Le opere in mostra, realizzate da Morris molto recentemente, non sono mai state esposte in Europa. Che tipo di opere sono? Dove sono state esposte prima? Come si collocano nella ricerca dell’artista? 

«Le opere sono state esposte alla Galleria Castelli di New York in due diverse personali MOLTINGSEXOSKELETONSSHROUDSnel 2015 e Boustrophedons nel 2017. Le prime realizzate in tela di lino belga immersa in un bagno di resina epossidica trasparente e le seconde in fibra di carbonio. In entrambe le mostre emergono espliciti riferimenti alla storia dell’arte: Goya, Rodin, Sluter… ma nelle sculture di Morris i corpi risultano assenti e la figura umana è suggerita unicamente tramite la suggestiva e sapiente modulazioni dei panneggi delle vesti che, irrigidendosi, divengono autoportanti quando le resine essiccano. In entrambe le serie l’artista allude all’esoscheletro trasparente di cui si liberano gli insetti al momento della muta ma anche ai sudari (shroud) che velano i defunti. Ne scaturisce una straniante e impossibile coesistenza fra vuoto e pieno che introduce nella visione un insolito e fertile corredo di sensazioni contrastanti, che ispira mutevoli stati d’animo in chi osserva. Muovendosi in uno spazio disseminato di figure a grandezza naturale, prive di ogni accenno di piedistallo che, a seconda della prospettiva dello sguardo, si mostrano come figure o come vuoti simulacri, lo spettatore non può più considerare l’opera al di fuori della sua stessa relazione percettiva. Morris riafferma così la stretta interdipendenza fra oggetto-osservatore-spazio, già operante nelle sue opere minimaliste. Sia che si trovino sospesi nel vuoto, aderenti alle pareti o semplicemente deposti a pavimento i recenti gruppi scultorei in mostra testimoniano inoltre il crescente interesse dell’artista per la figura umana e per l’opera di maestri del passato: un interesse che a partire dagli anni ottanta del novecento, segna una svolta anche nel suo vocabolario formale che pare orientarsi verso elementi barocchi e allegorici come negli hydrocal works bassorilievi derivanti da stampi di forme in argilla e gesso bianco di frammenti di corpi umani che evocano un sentimento di perdita e morte, temi che si ritrovano anche -sia pur modulati da una sorta dipietāsnelle opere in mostra. Un filo rosso unisce sottotraccia, concettualmente e tematicamente, molte opere dell’artista che possono risultare ad un primo sguardo anche formalmente diverse».
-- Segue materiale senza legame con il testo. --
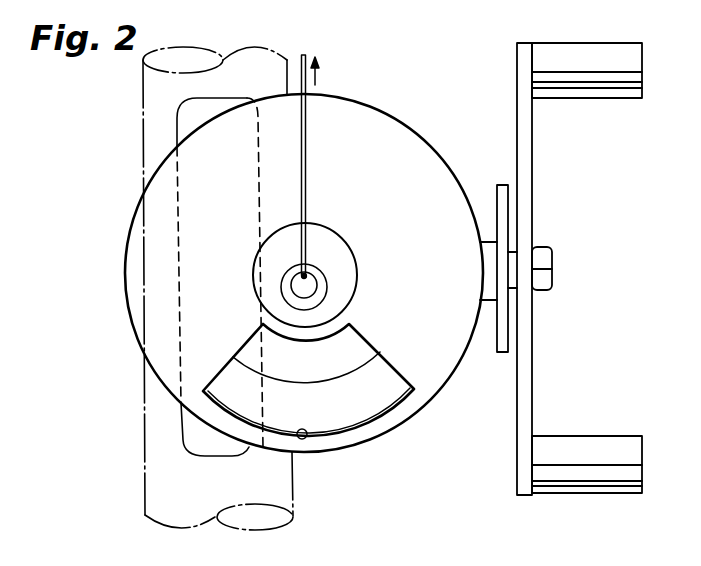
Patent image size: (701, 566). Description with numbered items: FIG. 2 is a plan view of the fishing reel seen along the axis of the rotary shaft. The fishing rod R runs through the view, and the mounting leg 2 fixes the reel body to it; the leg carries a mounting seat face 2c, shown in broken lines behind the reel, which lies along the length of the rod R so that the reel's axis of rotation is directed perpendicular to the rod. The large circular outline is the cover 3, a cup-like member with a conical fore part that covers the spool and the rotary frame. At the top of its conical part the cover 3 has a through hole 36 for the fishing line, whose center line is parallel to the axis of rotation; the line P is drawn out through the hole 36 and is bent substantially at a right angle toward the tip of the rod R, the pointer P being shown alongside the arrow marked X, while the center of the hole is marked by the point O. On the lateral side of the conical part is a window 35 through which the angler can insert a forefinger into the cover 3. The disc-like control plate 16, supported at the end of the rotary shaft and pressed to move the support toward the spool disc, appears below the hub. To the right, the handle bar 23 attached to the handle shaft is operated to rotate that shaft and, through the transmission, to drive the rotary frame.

Con quale intento è stata pensata la mostra?

«La mostra nasce dalla volontà di allargare le maglie di alcune interpretazioni dell’opera di Morris che tendono a collocare la figura dell’artista sotto la prestigiosa ma riduttiva etichetta di maestro del minimalismo e postminimalismo, una interpretazione corretta ma incapace di rendere giustizia dell’insieme della sua ricerca. Lavorando “in più di una direzione alla volta” Morris ha sempre ostinatamente evitato di declinare la propria identità artistica attraverso un’unica dimensione, tant’è che le sue opere hanno spaziato dalla pittura alla coreografia, dalla scrittura alla scultura, dal film alla performance».